L’armée émet un ordre d’évacuation à l’encontre d’une communauté de bergers palestiniens de la Vallée du Jourdain
300 personnes gardent leurs troupeaux dans un secteur déclaré comme zone restreinte. L'armée affirme que ce passage à l'action concerne des constructions illégales répétées
L’armée israélienne a ordonné à environ 300 Palestiniens d’évacuer une zone de la vallée du Jourdain où vivaient ces derniers, majoritairement dans des cabanes ou sous des tentes utilisées par les bergers et leurs troupeaux, a rapporté le quotidien Haaretz dimanche.
Cet ordre d’évacuation couvre un périmètre d’environ 10 hectares, sur des terres qui incluent les communautés d’Ain al-Hilweh et d’Um Jamel. Entre les deux, les habitants élèvent environ 4 000 moutons, 200 chameaux et 600 vaches, sur des terres qui appartiennent à des Palestiniens privés ou à l’église latine, a fait savoir l’article.
La semaine dernière, les soldats de l’armée israélienne ont affiché des dépliants indiquant aux résidents du secteur que l’armée appliquerait une ordonnance contre les « constructions non-autorisées ».
Ce dépliant n’a été affiché sur aucune des constructions mais le long des routes avoisinantes. S’il a été signé par le général de division Roni Numa, commandant des forces israéliennes en Cisjordanie, le 1er novembre, il n’a été distribué que jeudi dernier, a noté Haaretz.
Il interdit à tous ceux qui se trouvent dans le secteur d’y construire ou d’y amener des biens personnels et ordonne la démolition de ce qui s’y trouve dans les huit jours.
Ce même commandement a déjà été utilisé dans le passé pour faire disparaître des avants-postes illégaux en Cisjordanie établis par les habitants israéliens d’implantations, a fait savoir l’article.
Il y a deux semaines, les soldats sont arrivés dans le secteur et ont demandé aux résidents de montrer leurs papiers d’identité, ont déclaré les habitants. Les militaires ont également pris des photos à l’aide d’un drone.
De telles actions précèdent souvent des évacuations et les démolitions de constructions menées par l’armée israélienne et l’administration civile, même si les résidents ont noté qu’ils n’ont rencontré aucun responsable de cette dernière accompagnant les soldats.
Dans une déclaration faite samedi soir à Haaretz, le coordinateur des activités gouvernementales dans les territoires a indiqué que l’ordre ne se réfère qu’aux constructions et nullement à l’entrée dans la zone.
« Le 9 novembre 2017, un ordre de restriction a été émis dans le cadre de mesures d’application de la loi à l’encontre des constructions illégales dans le secteur.

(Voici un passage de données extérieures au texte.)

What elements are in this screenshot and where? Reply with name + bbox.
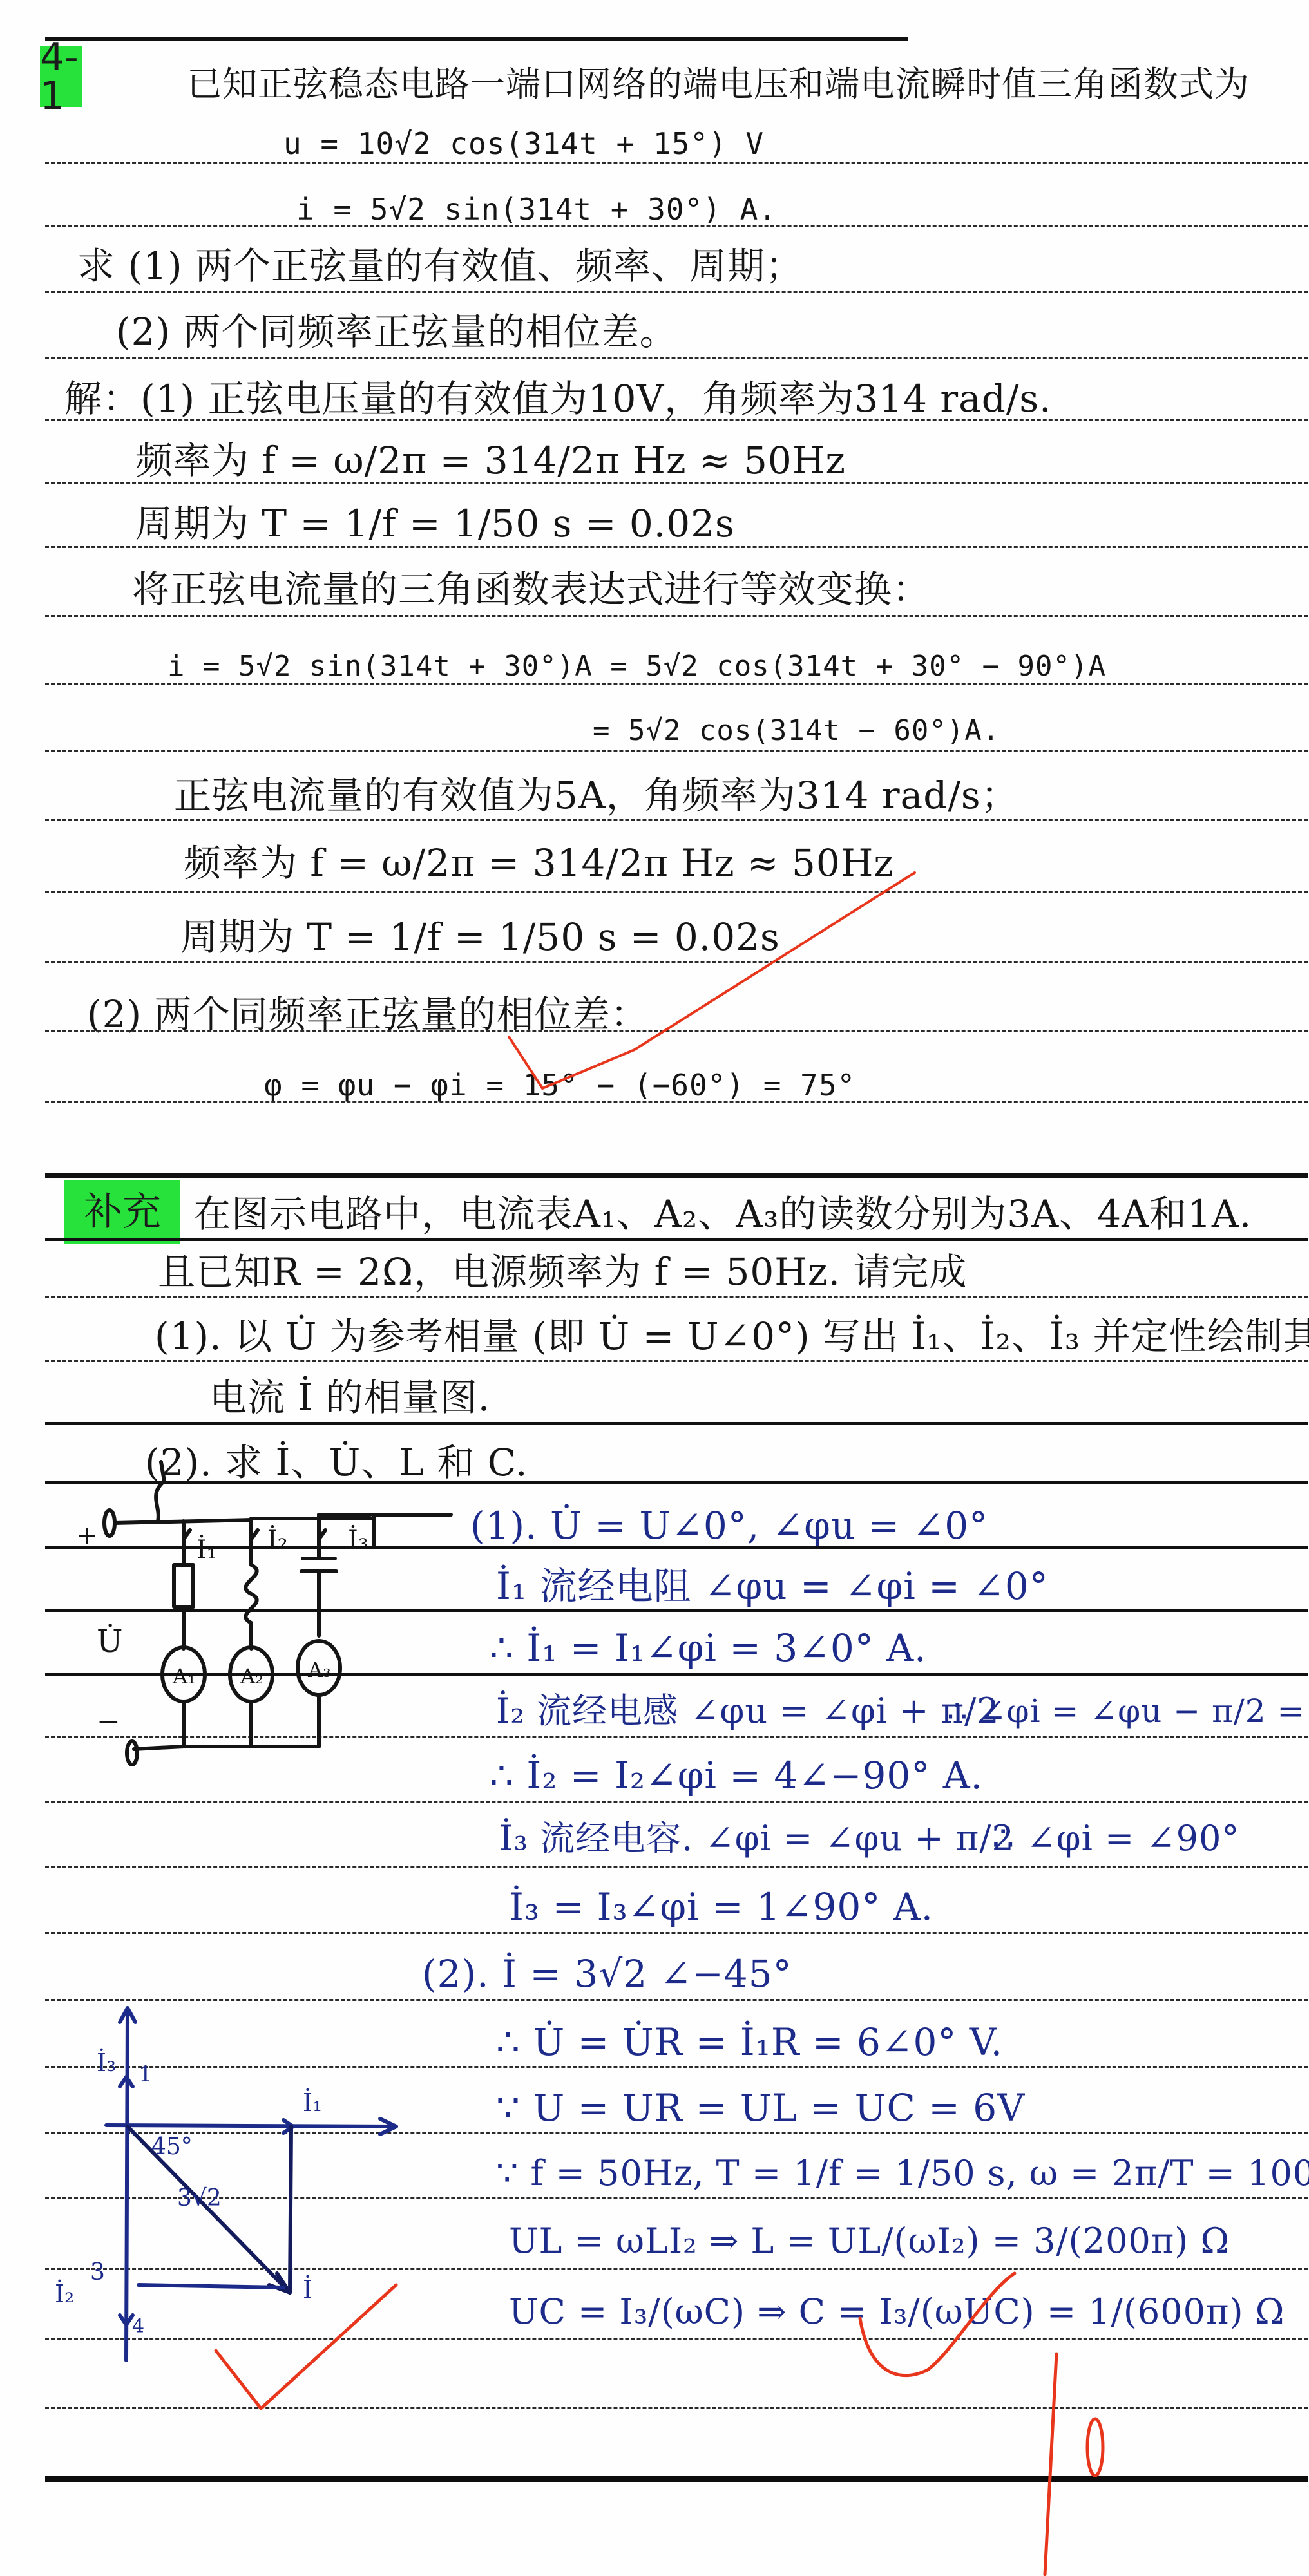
grading-marks: 10 bbox=[0, 0, 1309, 2576]
score-text: 10 bbox=[1077, 2564, 1085, 2571]
score-stroke bbox=[1045, 2354, 1056, 2575]
notebook-page: 4-1 已知正弦稳态电路一端口网络的端电压和端电流瞬时值三角函数式为 u = 1… bbox=[0, 0, 1309, 2576]
score-zero bbox=[1087, 2419, 1103, 2476]
check-mark-red-2 bbox=[216, 2285, 396, 2409]
check-mark-red-3 bbox=[860, 2273, 1015, 2376]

Ce nouvel ordre concerne les constructions illégales et non ceux qui se trouvent dans le périmètre », a fait savoir le COGAT.
« Ces dernières années, un certain nombre de familles ont commencé de manière répétée à construire illégalement dans la zone. En ce qui concerne certaines des constructions, les autorités sont en train de réexaminer les dossiers suite à des appels formulés par leurs habitants. Aucune action ne sera entreprise dans leur cas avant le terme du réexamen ».
L’avocat Towfik Jabarin de la ville arabe israélienne d’Umm al-Fahm, au nord du pays, qui représente les habitants, a envoyé une lettre d’objection samedi à l’armée israélienne, via l’avocat général militaire. Il a déploré dans la missive la manière dont les dépliants ont été affichés et distribués huit jours après qu’ils ont été signés.
« A première vue, c’est un manque de bonne foi qui se cache derrière l’intention de priver les résidents palestiniens du droit à une audience ou à un appel contre l’ordre ou contre la déclaration », a écrit Jibrin. « C’est un ordre d’expulsion massif de la population palestinienne, contraire à la loi internationale ».
L’article précise que cela fait des décennies que les bergers se trouvent dans cette zone. Ils ne sont reliés ni au réseau d’eau, ni au réseau d’électricité, et ils n’ont pas l’autorisation d’ajouter des habitations pour accueillir les nouveaux arrivants. Israël n’autorise également pas l’Autorité palestinienne à enregistrer les habitants comme vivant dans le secteur, ces derniers devant s’inscrire comme résidents d’autres communauté des alentours.
D’autres ordres d’évacuation, de démolition et des confiscations de propriété ont été émis dans le passé mais pas d’une manière aussi générale à l’encontre de tous les habitants et pas sur la base d’une ordonnance de constructions non-autorisées, a ajouté Haaretz.
En 2008, une permission avait été donnée à l’organisation des Nations unies pour l’alimentation et l’agriculture de construire des huttes pour les bergers, avec un financement japonais. Jibrin a déclaré dans sa lettre que même si l’administration civile avait initialement donné sa permission aux huttes, elle avait plus tard démenti l’avoir fait.